Ahmad Munawi (40) misalnya, setiap menjelang Hari Raya Idul Fitri mudik ke Grobogan, Jawa Tengah. Namun, dengan adanya pelarangan mudik dari pemerintah, ia mengaku pasrah dan akan mengikuti keputusan pemerintah. Ia menyakini, pelarangan tersebut telah dipikirkan secara matang oleh pemerintah.
"Kita terima aja kebijakan pemerintah karena itu demi kebaikan bersama, demi kebaikan keluarga, demi kebaikan di kampung, walaupun berat juga," kata Ahmad kepada NU Online, Kamis (23/4).
Namun demikian, pria yang sehari-hari berprofesi sebagai pengemudi ojek online dan mengajar di Pesantren Al-Aziz Jatimekar, Jatiasih, Kota Bekasi itu berharap, pemerintah tidak hanya melarang masyarakat untuk tidak mudik, tetapi juga bersedia memenuhi kebutuhan hidupnya sehari-hari.
"Saya berharap karena pemerintah membuat kebijakan seperti ini, pemerintah senggak- enggaknya ada distribusi atau suplai sembako untuk kebutuhan sehari-hari, tapi kalau gak ada ya mau gimana lagi, mau menuntut ke siapa," ucapnya.
Sementara Fasikhul Umam (26) menyatakan keberatan dengan keputusan pemerintah. Pasalnya, selama 8 tahun merantau di Jakarta, setiap menjelang lebaran, ia mudik dan merakayan Hari Raya Idul Fitri bersama keluarga di kampungnya.

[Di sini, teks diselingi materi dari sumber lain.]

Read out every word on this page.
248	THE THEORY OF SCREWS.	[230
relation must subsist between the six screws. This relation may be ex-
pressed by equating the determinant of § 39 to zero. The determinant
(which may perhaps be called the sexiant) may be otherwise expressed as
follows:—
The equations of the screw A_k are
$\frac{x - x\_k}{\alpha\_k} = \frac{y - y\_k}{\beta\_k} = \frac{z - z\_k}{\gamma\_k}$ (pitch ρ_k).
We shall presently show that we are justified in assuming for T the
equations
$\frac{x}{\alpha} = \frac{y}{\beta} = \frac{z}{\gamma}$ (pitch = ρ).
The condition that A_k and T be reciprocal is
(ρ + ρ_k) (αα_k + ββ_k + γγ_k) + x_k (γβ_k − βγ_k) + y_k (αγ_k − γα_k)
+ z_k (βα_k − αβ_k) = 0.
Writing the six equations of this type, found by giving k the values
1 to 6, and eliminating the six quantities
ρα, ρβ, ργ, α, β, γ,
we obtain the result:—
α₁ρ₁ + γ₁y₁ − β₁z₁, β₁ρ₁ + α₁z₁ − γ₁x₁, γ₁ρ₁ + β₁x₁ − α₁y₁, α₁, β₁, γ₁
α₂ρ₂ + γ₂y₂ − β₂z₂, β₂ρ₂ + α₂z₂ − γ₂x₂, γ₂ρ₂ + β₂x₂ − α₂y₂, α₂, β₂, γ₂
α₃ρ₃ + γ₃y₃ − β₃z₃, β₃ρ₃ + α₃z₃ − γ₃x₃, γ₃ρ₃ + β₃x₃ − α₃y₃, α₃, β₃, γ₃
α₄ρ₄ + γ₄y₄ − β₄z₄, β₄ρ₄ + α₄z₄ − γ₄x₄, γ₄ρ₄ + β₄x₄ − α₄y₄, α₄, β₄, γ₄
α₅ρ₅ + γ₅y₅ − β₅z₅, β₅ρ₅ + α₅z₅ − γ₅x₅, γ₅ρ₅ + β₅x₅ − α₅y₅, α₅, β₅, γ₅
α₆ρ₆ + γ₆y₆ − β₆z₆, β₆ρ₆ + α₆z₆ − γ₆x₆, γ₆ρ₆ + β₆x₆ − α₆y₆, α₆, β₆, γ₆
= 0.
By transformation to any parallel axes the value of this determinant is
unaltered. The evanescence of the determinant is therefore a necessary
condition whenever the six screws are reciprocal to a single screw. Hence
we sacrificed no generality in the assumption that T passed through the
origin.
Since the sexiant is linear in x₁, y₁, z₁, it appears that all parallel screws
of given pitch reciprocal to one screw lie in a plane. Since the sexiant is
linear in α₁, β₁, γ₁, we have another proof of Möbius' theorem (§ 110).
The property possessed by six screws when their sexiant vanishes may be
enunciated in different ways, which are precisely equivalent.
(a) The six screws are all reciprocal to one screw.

"Jadi ya saya terkejut kalau lebaran gak bersama keluarga," kata Umam.
Pria asal Cirebon, Jawa Barat itu juga mengatakan, kalau lebaran tidak mudik, ia mempertanyakan ke pemerintah terkait kebutuhan sehari-hari selama dua minggu tinggal di ibu kota.
"Sedangkan dalam posisi selama dua Minggu tersebut dalam posisi sedang menggagur (gak ada pemasukan). Jadi kita ini sebagai masyarakat pendatang di kota serba di lema," ucap pria yang sehari-hari bekerja sebagai pelayan toko sembako di Jakarta Timur itu.
Umam mengaku lebih menerima jika harus diisolasi di rumah selama 14 hari daripada sama sekali tidak boleh mudik.
"Kalau bisa pemerintah harus mencari alternatif lain selain melarang masyarakat untuk tidak mudik. Mungkin dengan memberikan vaksin atau juga dengan melakukan pemeriksaan dengan tahap yang super ketat," jelasnya.
Dilansir dari Antara, pelarangan mudik efektif diberlakukan mulai 24 April 2020. Selain untuk mencegah penyebaran Covid-19, keputusan pelarangan mudik diambil juga berdasarkan hasil survei Kementerian Perhubungan. Survei tersebut menunjukkan masih ada 24 persen warga yang ingin mudik meski sebanyak 68 persen menyatakan tidak akan mudik.
Atas dasar itu, pemerintah memutuskan melarang mudik saat ramadhan maupun lebaran untuk wilayah Jabodetabek, wilayah yang sudah ditetapkan Pembatasan Sosial Berskala Besar (PSBB), dan wilayah yang dinyatakan zona merah Covid-19.
Pada teknisnya, pelarangan mudik itu tidak memperbolehkan lalu lintas orang untuk keluar dan masuk dari dan ke wilayah khususnya Jabodetabek.